Pennies are worth something in Olympia. If you stick one in a meter, you get 15 minutes worth of parking. Some meters will even give you the first 16 minutes free. Not 15, but *16*. I thought it might feel weird to walk around downtown Olympia, but it wasn’t weird at all. I didn’t time trip or get stupidly nostalgic like I normally do. It was rather refreshing to just walk around without feeling sentimental, like I had just walked down that street last week. I wonder what this means.
So when we got off the plane yesterday early evening it was quite warm. We had caught the tail end of that heatwave and the weather felt just like it did coming from New York, which was a bit disorienting for some reason. We woke up this morning to 60 degree temps, though. I was freezing. I had long sleeves and a hoodie on and I was still freezing. I don’t think I’ve felt this cold in about 4 months. I lamented over the fact that I didn’t throw in that cashmere sweater that was in the “maybe” pile when packing. Gah.
We spent the day acclimating ourselves to the time change and making plans for the day. We made a visit to one of our old college music teacher’s house in the woods near campus. Peter teaches electronic music and audio engineering. His house is full of craziness: a mess of guitars, amps, cables, keyboards, mixers, and usually a poodle -this time a spunky poodle puppy. Mia remembered that he had a full drum kit up in the music studio so she headed up there as soon as she got in through the door (by the way, it’s so funny that the first thing the girls will do when entering any house is take off their shoes, even if the house is not shoe-free).

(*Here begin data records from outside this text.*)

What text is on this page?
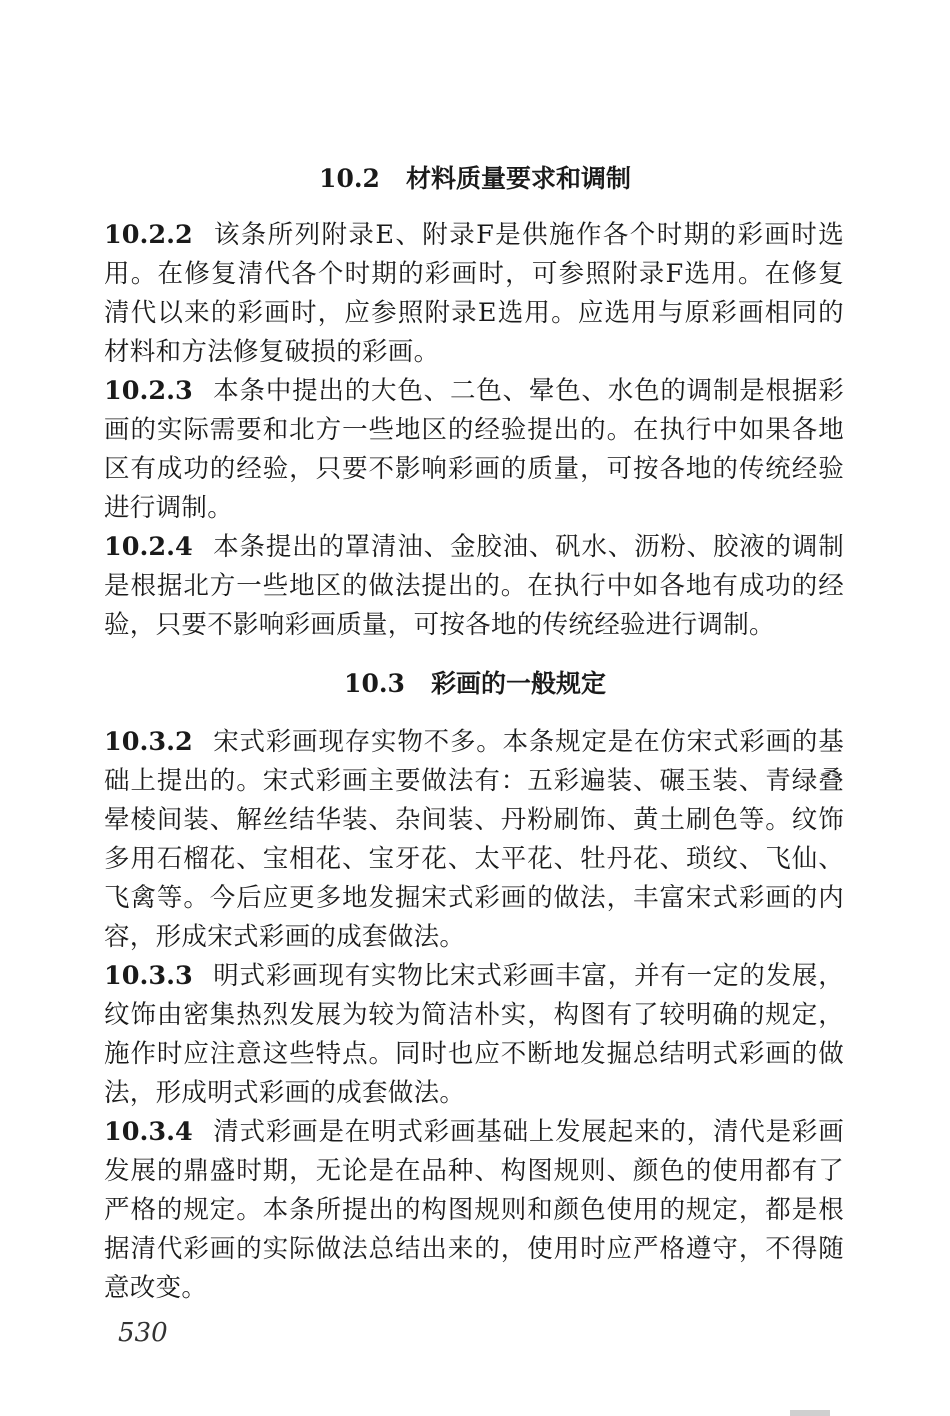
10.2 材料质量要求和调制
10.2.2 该条所列附录E、附录F是供施作各个时期的彩画时选用。在修复清代各个时期的彩画时，可参照附录F选用。在修复清代以来的彩画时，应参照附录E选用。应选用与原彩画相同的材料和方法修复破损的彩画。
10.2.3 本条中提出的大色、二色、晕色、水色的调制是根据彩画的实际需要和北方一些地区的经验提出的。在执行中如果各地区有成功的经验，只要不影响彩画的质量，可按各地的传统经验进行调制。
10.2.4 本条提出的罩清油、金胶油、矾水、沥粉、胶液的调制是根据北方一些地区的做法提出的。在执行中如各地有成功的经验，只要不影响彩画质量，可按各地的传统经验进行调制。
10.3 彩画的一般规定
10.3.2 宋式彩画现存实物不多。本条规定是在仿宋式彩画的基础上提出的。宋式彩画主要做法有：五彩遍装、碾玉装、青绿叠晕棱间装、解丝结华装、杂间装、丹粉刷饰、黄土刷色等。纹饰多用石榴花、宝相花、宝牙花、太平花、牡丹花、琐纹、飞仙、飞禽等。今后应更多地发掘宋式彩画的做法，丰富宋式彩画的内容，形成宋式彩画的成套做法。
10.3.3 明式彩画现有实物比宋式彩画丰富，并有一定的发展，纹饰由密集热烈发展为较为简洁朴实，构图有了较明确的规定，施作时应注意这些特点。同时也应不断地发掘总结明式彩画的做法，形成明式彩画的成套做法。
10.3.4 清式彩画是在明式彩画基础上发展起来的，清代是彩画发展的鼎盛时期，无论是在品种、构图规则、颜色的使用都有了严格的规定。本条所提出的构图规则和颜色使用的规定，都是根据清代彩画的实际做法总结出来的，使用时应严格遵守，不得随意改变。
530
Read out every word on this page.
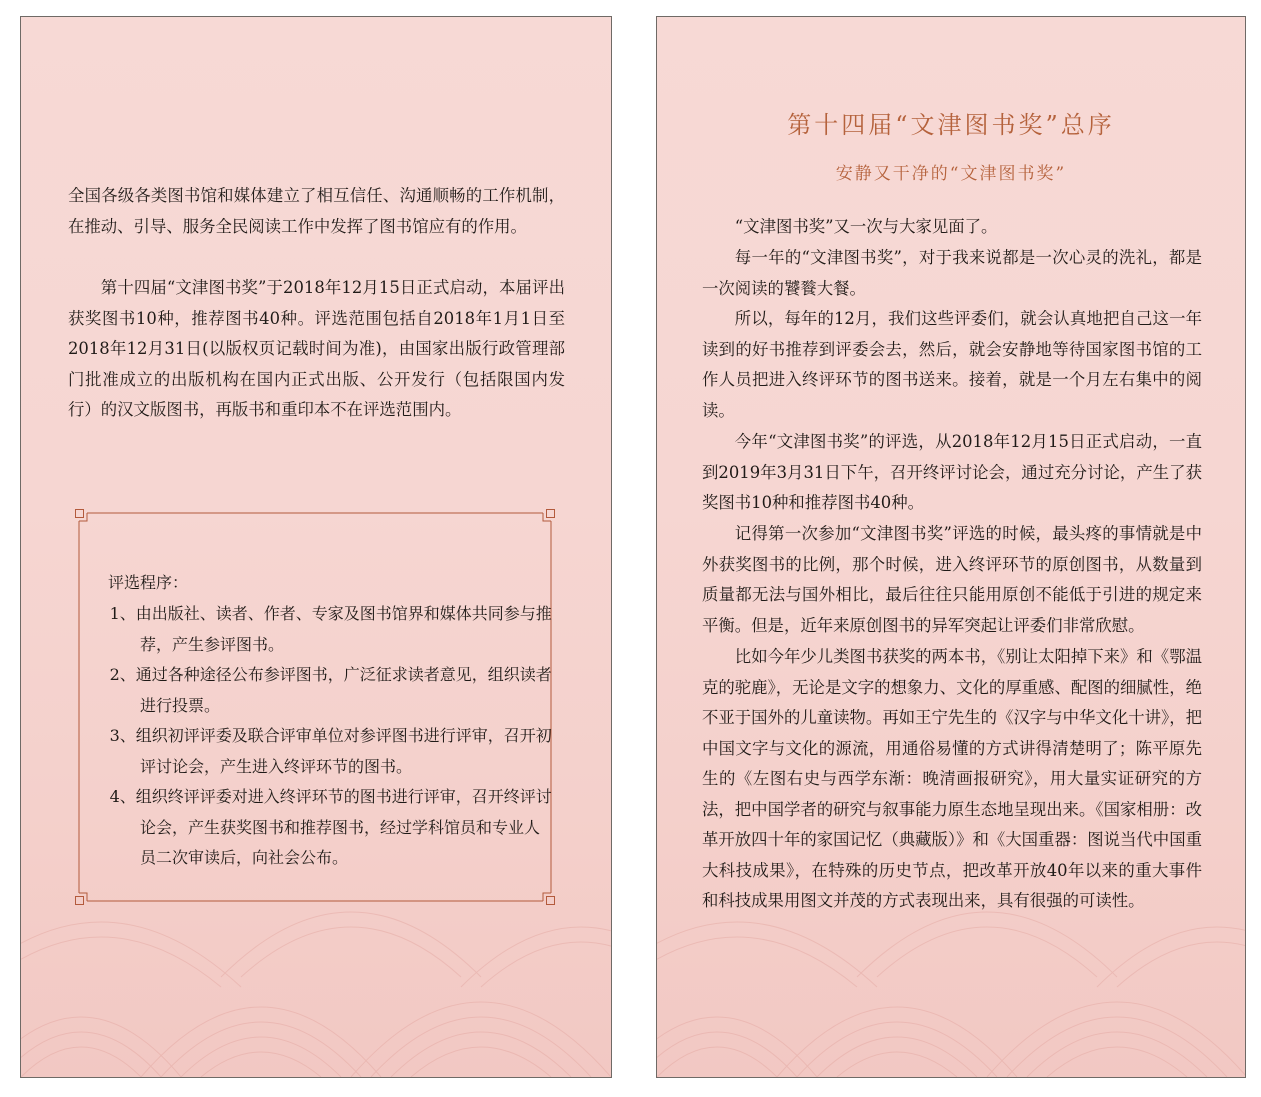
全国各级各类图书馆和媒体建立了相互信任、沟通顺畅的工作机制，在推动、引导、服务全民阅读工作中发挥了图书馆应有的作用。

第十四届“文津图书奖”于2018年12月15日正式启动，本届评出获奖图书10种，推荐图书40种。评选范围包括自2018年1月1日至2018年12月31日(以版权页记载时间为准)，由国家出版行政管理部门批准成立的出版机构在国内正式出版、公开发行（包括限国内发行）的汉文版图书，再版书和重印本不在评选范围内。

评选程序：

1、由出版社、读者、作者、专家及图书馆界和媒体共同参与推荐，产生参评图书。
2、通过各种途径公布参评图书，广泛征求读者意见，组织读者进行投票。
3、组织初评评委及联合评审单位对参评图书进行评审，召开初评讨论会，产生进入终评环节的图书。
4、组织终评评委对进入终评环节的图书进行评审，召开终评讨论会，产生获奖图书和推荐图书，经过学科馆员和专业人员二次审读后，向社会公布。
第十四届“文津图书奖”总序
安静又干净的“文津图书奖”

“文津图书奖”又一次与大家见面了。

每一年的“文津图书奖”，对于我来说都是一次心灵的洗礼，都是一次阅读的饕餮大餐。

所以，每年的12月，我们这些评委们，就会认真地把自己这一年读到的好书推荐到评委会去，然后，就会安静地等待国家图书馆的工作人员把进入终评环节的图书送来。接着，就是一个月左右集中的阅读。

今年“文津图书奖”的评选，从2018年12月15日正式启动，一直到2019年3月31日下午，召开终评讨论会，通过充分讨论，产生了获奖图书10种和推荐图书40种。

记得第一次参加“文津图书奖”评选的时候，最头疼的事情就是中外获奖图书的比例，那个时候，进入终评环节的原创图书，从数量到质量都无法与国外相比，最后往往只能用原创不能低于引进的规定来平衡。但是，近年来原创图书的异军突起让评委们非常欣慰。

比如今年少儿类图书获奖的两本书，《别让太阳掉下来》和《鄂温克的驼鹿》，无论是文字的想象力、文化的厚重感、配图的细腻性，绝不亚于国外的儿童读物。再如王宁先生的《汉字与中华文化十讲》，把中国文字与文化的源流，用通俗易懂的方式讲得清楚明了；陈平原先生的《左图右史与西学东渐：晚清画报研究》，用大量实证研究的方法，把中国学者的研究与叙事能力原生态地呈现出来。《国家相册：改革开放四十年的家国记忆（典藏版）》和《大国重器：图说当代中国重大科技成果》，在特殊的历史节点，把改革开放40年以来的重大事件和科技成果用图文并茂的方式表现出来，具有很强的可读性。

The girls weren’t shy about banging away at the drums, like super loud. He also has really random things laying around his house, like slingshots (which he taught the girls how to use), weird stuffed animal toys that fart when you squeeze them, a 5 ft rubber snake, and this bucket air puff maker. It’s a total fun house for kids. In his yard are these wild, rambling alpine strawberry bushes. You pick the tiny berries right off the plants and pop them in your mouth. Among many things in his vegetable garden, the girls picked swiss chard leaves and asparagus. And just as we do at every visit, we talked about how old we’d gotten and how long ago it was when he was our teacher, showing us how to use Arps and Buchlas and sequence tracks.
Our first day in Washington ended with a walk in the port at dusk. The whole town, located right on Puget Sound, smells of saltwater. Seagulls overhead signal that you’re right on the water. Whether it is Pacific or Atlantic, it reminded me of how important it was that I live near water. I’ll always want to live near the ocean.